Mayın Tarlası...

Vedat Kuşaklı

Onursal Üye
Katılım
24 Mar 2009
Mesajlar
52
Tepkime puanı
0
Puanları
0
MAYIN TARLASI...

Mayın tarlasında yürümek veya kurşun yağmurunun altında koşmak...

İşte yaptığımız aynen budur. Yazmamdan ve yazılarımı yayıncıların yayınlamalarından bahsediyorum, e-posta adresime gelen mesajları okumaktan ve cevaplamaktan bahsediyorum.


Yazıyorum çünkü yazmam gerektiğini öz benliğim bana emrediyor. Üstelik yazmak ve yazılanları yayınlamak kesinlikle hobi, eğlence değil. Müzik, spor, bilardo, bisiklet, ata binmek değil.


Yazmak ve yazılanlara sahip çıkıp bunları yayınlamak çok başka bir şey.

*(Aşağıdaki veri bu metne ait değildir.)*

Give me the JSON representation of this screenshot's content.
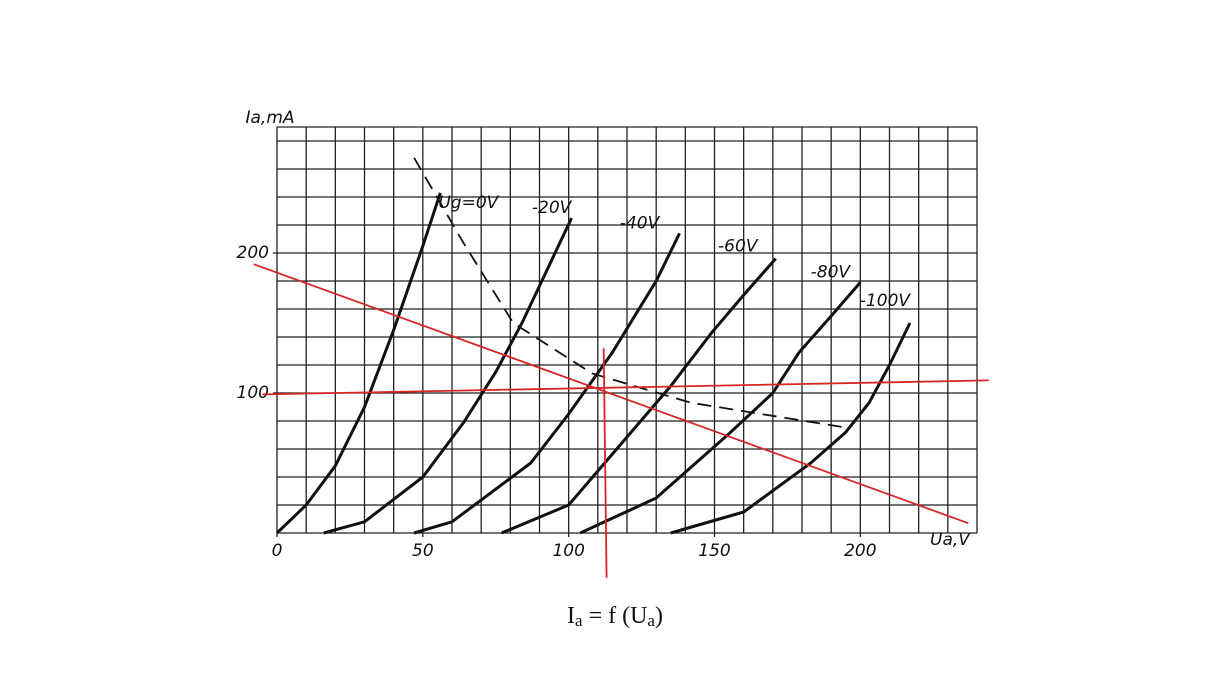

Özene bezene yazıyorum demiyorum, kıvranarak yazıyorum, kendimden geçerek yazıyorum. Geçmiş, gelecek ve şimdiki zaman arasında zıplayarak yazıyorum. Hiç düşünmeden yazıyorum. Çünkü duygular, düşünceler, fikirler zaten kararını çoktan vermişler, kelimeler halinde kalemle kâğıda veya klavyenin tuşları ile ekranlara nakış gibi işlenecekler. Başka mümkünü yok bunun. Tarihi bir belge olmak üzere, gelecek torunlarımıza bir not, ibret, ışık olmak üzere yazı haline gelmek için fırtınalar gibi esen duygularım, düşüncelerim, fikirlerim, anılarım bir an önce kafamdan, kalbimden, ruhumdan fırlayıp çıkacaklar ve bulunmak istedikleri mekândaki yerlerini alacaklar ve dediklerini yapıyorlar da...

Sonra günümüzün cesur yayıncıları bunları tüm dünyaya açık şekilde teşhir ediyorlar. Açık ismimle, açık fotoğrafımla ve açık e-posta adresimle. Dost, düşman, hırsız, p....venk, p...şt, terörist, mafya, alkolik, uyuşturucu bağımlısı ve satıcısı, fahişe, din adamı, tabip, bilim adamı, homoseksüel, lezbiyen, politikacı, bakan, Cumhurbaşkanı, Başbakan, orgeneral, yani her insan, mesleği, cinsel tercihi, eğitimi, yaşı, başı, kültürü, dini, mezhebi ne olursa olsun, ahlaklı veya ahlaksız her bir insan yazdıklarımı okuyabilir.

Sonra e- posta adresimi kapanlardan bana İngilizce, Fransızca, Almanca, Rusça mesajlar gelir. Uluslar arası bir loto, piyango çekilişine katılmam için davettir bu. Ya da kimisi 7500 avro kimisi 30000 dolar kazandınız, şu kişiyle irtibat kurun der. Kimisi de araba kazandığımı belirtir. Bunlar kimlik bilgilerimi, banka hesap numaralarımı ister. Kimisi de kendi banka hesap numarasını vererek babasının, annesinin, bebeğinin yakalandığı amansız hastalıktan ölmemesi için 100 bin dolara gerek olduğunu, bu parayı toparlamaya çalıştığını belirtir ve banka hesap numarasına para yatırmamızı talep eder. Çoğunu tam olarak anlamam ama rakam, dolar ve avro işareti, bank kelimesi, name (isim) gibi işaretleri alınca ben, vaziyeti çakarım ve hemen silerim.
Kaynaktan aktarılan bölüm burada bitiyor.